The projected amounts of capital needed by Fannie Mae and Freddie Mac from Treasury vary depending on changes in home prices, which in recent years have been the major driver of credit losses for the two companies, the FHFA said. The regulator said it wanted to give policy makers "useful snapshots" of the potential need for future taxpayer support.
The scenarios do not account for the companies' attempts to cut losses by demanding banks repurchase faulty loans that did not meet stated underwriting guidelines, an administration official said. Fannie Mae and Freddie Mac have seen partial success in getting banks to repurchase loans backed by the two companies' guarantee programs, and they may also seek the same of loans in private Wall Street-issued bonds they own. For analysis, see [nN2197588].

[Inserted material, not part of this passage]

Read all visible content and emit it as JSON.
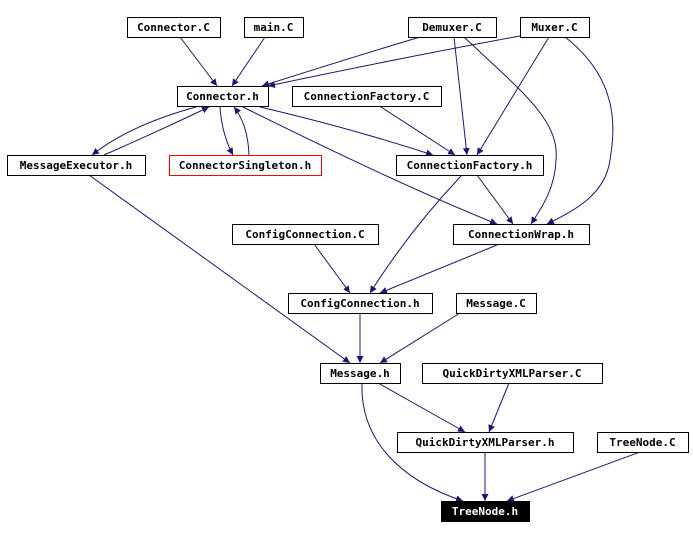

Net of dividends Fannie and Freddie have paid to the Treasury on its preferred stock holdings, the two companies to date have drawn $135 billion in taxpayer aid, the official said. Considering the FHFA's projections, the net cost to taxpayers after dividend payments through 2013 would be between $141 billion and $259 billion, the official added.

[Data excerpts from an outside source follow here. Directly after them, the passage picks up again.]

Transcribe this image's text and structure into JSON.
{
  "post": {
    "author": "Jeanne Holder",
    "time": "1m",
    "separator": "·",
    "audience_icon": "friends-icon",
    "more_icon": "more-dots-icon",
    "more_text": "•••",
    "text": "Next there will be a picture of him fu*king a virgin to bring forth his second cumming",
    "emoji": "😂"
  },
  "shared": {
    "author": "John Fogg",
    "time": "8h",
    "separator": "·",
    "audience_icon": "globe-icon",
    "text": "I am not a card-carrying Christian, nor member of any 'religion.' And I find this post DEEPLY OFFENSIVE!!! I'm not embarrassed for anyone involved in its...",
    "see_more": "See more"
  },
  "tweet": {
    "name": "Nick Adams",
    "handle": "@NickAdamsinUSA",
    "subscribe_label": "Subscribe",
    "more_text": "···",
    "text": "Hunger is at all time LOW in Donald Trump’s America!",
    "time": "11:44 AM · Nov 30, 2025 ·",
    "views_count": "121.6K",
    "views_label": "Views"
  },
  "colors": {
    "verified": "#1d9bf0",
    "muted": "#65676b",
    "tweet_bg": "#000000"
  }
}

Cumulative capital needs for Freddie Mac, after dividends have been paid, would range from $40 billion to $67 billion, the FHFA said. For Fannie Mae, those needs are likely between $102 billion and $192 billion, partly due to the larger size of its business.
The FHFA's lower projection assumes home prices bottomed in the first quarter of 2009 and will rise by 5 percent through 2013. The "current baseline" scenario of Moody's Investors Service depicts small house price declines, while a worse outcome reflects a deeper recession because of restricted access to credit and high unemployment, FHFA said.
Losses for the two companies continue to be focused on loans guaranteed through the latter years of the housing boom. New business "is as good as it has ever been," the administration official said, noting improvements in underwriting and risk controls.
The FHFA's capital need projections "show that, in the most likely economic scenario, nearly 90 percent of the losses at Fannie Mae and Freddie Mac are already behind us," Jeffrey Goldstein, the Treasury's under secretary for domestic finance, said in a statement.
"Almost all of those losses are attributable to mortgages that were already on those businesses' books prior to the conservatorship," he said. "But that news should not distract us from the pressing need for reform so that taxpayers aren't put on the hook in the future."
Dividend payments on the preferred stock are making up larger portions of the capital needs as time passes, the FHFA said. Of the $73 billion to $215 billion in additional capital that may be needed, $67 billion to $91 billion represent dividend payments to the Treasury, it said.